What is Flange Facing and Its Benefits?

What is Flange?

Performing machining maintenance on flange surfaces is known as flange facing. So these flanges are well maintained and repaired on regular basis to protect from leaks and corrosion. Treatments like these guarantee joint integrity in aged flanges.


Why Do We Need Flange?

During construction, installation, or cuts caused by gasket leakage leads to flange damage while turbulent flow and interactions with other components. A spiral grooved finish is achieved by facing flanges. This finish makes flanges less prone to leaks as gases and liquids are forced to move in a lengthy spiral route rather than over the flange face. During factory shutoffs or maintenance, flange facing is regarded as one of the most significant repair operations.

Versatility is Important?

You can choose from ten different types of jacks to serve flanges ranging in diameter from 775 to 3061 millimeters. It is possible to create angled cuts such as o-rung grooves, chamfers, square shoulders, etc. by spinning the tool head and tool bit separately 360 degrees. Completely rotating the tool bit also provides for appropriate tool bit location.

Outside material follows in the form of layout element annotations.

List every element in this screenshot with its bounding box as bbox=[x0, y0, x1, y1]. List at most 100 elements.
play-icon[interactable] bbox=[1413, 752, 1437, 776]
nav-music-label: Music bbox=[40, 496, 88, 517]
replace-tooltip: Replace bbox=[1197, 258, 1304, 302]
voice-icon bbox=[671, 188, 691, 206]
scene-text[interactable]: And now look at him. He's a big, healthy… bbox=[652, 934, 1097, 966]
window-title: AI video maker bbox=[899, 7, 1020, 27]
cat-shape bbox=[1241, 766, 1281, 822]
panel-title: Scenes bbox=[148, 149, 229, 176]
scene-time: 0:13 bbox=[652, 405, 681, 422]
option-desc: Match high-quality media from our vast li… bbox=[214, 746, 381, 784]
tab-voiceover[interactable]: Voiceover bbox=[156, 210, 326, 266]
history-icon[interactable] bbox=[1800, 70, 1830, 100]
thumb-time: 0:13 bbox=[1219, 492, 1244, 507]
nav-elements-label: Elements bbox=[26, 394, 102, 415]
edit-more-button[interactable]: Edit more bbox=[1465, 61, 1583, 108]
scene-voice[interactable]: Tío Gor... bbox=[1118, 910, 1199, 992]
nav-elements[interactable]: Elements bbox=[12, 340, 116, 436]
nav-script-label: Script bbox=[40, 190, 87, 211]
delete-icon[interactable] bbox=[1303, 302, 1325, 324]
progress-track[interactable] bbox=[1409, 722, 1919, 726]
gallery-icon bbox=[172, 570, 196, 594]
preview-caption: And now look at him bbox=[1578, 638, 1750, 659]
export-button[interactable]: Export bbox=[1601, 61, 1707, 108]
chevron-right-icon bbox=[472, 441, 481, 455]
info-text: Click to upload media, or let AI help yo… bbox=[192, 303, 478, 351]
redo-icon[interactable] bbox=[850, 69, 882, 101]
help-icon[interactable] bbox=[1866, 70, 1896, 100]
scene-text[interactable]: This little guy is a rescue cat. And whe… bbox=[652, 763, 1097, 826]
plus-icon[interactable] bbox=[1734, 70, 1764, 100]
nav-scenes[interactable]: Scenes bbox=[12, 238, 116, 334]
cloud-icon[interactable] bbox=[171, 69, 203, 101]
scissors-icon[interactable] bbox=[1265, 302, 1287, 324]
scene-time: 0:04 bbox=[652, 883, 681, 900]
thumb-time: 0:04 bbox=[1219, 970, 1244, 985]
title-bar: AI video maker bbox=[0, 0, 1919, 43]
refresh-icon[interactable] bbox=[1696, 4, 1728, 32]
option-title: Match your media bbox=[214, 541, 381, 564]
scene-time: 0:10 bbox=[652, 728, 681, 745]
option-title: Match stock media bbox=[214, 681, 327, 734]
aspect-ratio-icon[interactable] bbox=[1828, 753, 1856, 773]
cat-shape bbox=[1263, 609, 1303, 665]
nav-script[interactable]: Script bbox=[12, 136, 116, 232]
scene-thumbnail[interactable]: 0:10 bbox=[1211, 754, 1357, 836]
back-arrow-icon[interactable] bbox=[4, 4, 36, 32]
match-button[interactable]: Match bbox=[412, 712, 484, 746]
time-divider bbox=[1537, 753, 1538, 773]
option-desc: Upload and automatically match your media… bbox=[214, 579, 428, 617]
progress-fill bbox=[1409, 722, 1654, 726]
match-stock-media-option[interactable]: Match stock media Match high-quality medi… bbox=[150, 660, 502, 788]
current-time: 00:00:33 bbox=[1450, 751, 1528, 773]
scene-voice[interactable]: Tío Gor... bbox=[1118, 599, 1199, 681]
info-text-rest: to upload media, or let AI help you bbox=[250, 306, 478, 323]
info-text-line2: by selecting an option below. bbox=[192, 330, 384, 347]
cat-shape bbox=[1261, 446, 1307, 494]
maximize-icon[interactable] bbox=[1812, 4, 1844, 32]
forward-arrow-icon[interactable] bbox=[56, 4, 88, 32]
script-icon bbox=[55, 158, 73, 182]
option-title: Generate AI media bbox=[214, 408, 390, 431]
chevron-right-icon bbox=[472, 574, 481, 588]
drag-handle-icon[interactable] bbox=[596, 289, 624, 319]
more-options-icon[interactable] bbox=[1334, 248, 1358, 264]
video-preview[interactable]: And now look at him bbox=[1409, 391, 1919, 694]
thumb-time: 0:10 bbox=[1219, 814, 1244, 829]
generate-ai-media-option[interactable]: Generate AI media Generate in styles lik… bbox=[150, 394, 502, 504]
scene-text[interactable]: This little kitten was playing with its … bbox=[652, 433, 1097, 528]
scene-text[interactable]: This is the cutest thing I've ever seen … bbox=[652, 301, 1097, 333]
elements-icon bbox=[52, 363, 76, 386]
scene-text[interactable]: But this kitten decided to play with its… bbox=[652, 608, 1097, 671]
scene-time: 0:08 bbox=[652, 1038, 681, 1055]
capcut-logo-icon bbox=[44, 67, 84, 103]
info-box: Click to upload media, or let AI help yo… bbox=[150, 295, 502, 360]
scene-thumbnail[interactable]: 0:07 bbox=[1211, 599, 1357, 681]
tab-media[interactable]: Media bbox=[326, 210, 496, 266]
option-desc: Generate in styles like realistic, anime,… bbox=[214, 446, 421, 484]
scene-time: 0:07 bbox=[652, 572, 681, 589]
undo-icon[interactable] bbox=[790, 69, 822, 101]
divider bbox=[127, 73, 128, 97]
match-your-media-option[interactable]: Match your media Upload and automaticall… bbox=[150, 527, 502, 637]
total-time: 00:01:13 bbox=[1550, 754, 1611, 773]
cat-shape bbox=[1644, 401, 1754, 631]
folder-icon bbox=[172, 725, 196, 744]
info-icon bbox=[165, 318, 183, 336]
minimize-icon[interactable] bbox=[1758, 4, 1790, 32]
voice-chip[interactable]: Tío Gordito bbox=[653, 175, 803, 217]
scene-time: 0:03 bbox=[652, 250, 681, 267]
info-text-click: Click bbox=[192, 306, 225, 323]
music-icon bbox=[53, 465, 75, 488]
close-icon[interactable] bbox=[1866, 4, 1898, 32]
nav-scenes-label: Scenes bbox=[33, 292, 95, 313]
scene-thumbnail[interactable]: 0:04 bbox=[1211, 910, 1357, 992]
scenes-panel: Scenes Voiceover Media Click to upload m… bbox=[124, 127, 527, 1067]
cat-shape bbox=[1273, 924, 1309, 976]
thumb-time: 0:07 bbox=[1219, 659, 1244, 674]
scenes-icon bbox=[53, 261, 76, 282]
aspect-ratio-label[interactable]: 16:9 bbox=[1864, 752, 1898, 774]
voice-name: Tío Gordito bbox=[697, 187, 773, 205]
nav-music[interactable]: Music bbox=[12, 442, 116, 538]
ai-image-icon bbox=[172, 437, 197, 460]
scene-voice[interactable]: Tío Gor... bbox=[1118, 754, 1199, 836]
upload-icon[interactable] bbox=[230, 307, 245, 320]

For situations with bridge obstacles or where service is necessary on the rear of the pipe flange or exchanger, the choice of a back-facing attachment allows additional freedom in machining operations. The replaceable feed trippers on this model further enhance its adaptability, enabling numerous mounting configurations.

Flange Facing is Needed in Which Industries?

Flange facing is more commonly required in the oil and gas, petrochemical, pharmaceutical, and electrical industries than in other segments.

Power Options: What Are They?

Compressed air is the primary means of propelling most flange facing tools in the oil and gas sectors due to the importance of flanges. In addition to electrical and hydraulic tools, others are also available for other industries. 

Applications of Flange Facing

  • Main intake steam flanges were refaced.
  • Pipe facing and beveling are essential for sealing and weld prep.
  • Flanges with flat faces, raised faces, and phonographic finishes can be repaired.
  • Repair the flanges that connect the piston rods.
  • Feed pumps for boilers.
  • Tube sheets need to be re-machined to eliminate seams.
  • New ring grooves need to be made or existing grooves need to be fixed.
  • Preparation of the vessel and plate welds.
  • Resurface the sealing surfaces on ship hatches.
  • Repair of a rotary crane’s bearing surfaces.
  • Large pump base housings are being resurfaced.
  • Heating exchangers can be repaired and valve flanges can be resurfaced.
  • Wind turbine flange milling section.
  • Faceting, drilling, and machining of ship thruster mounts.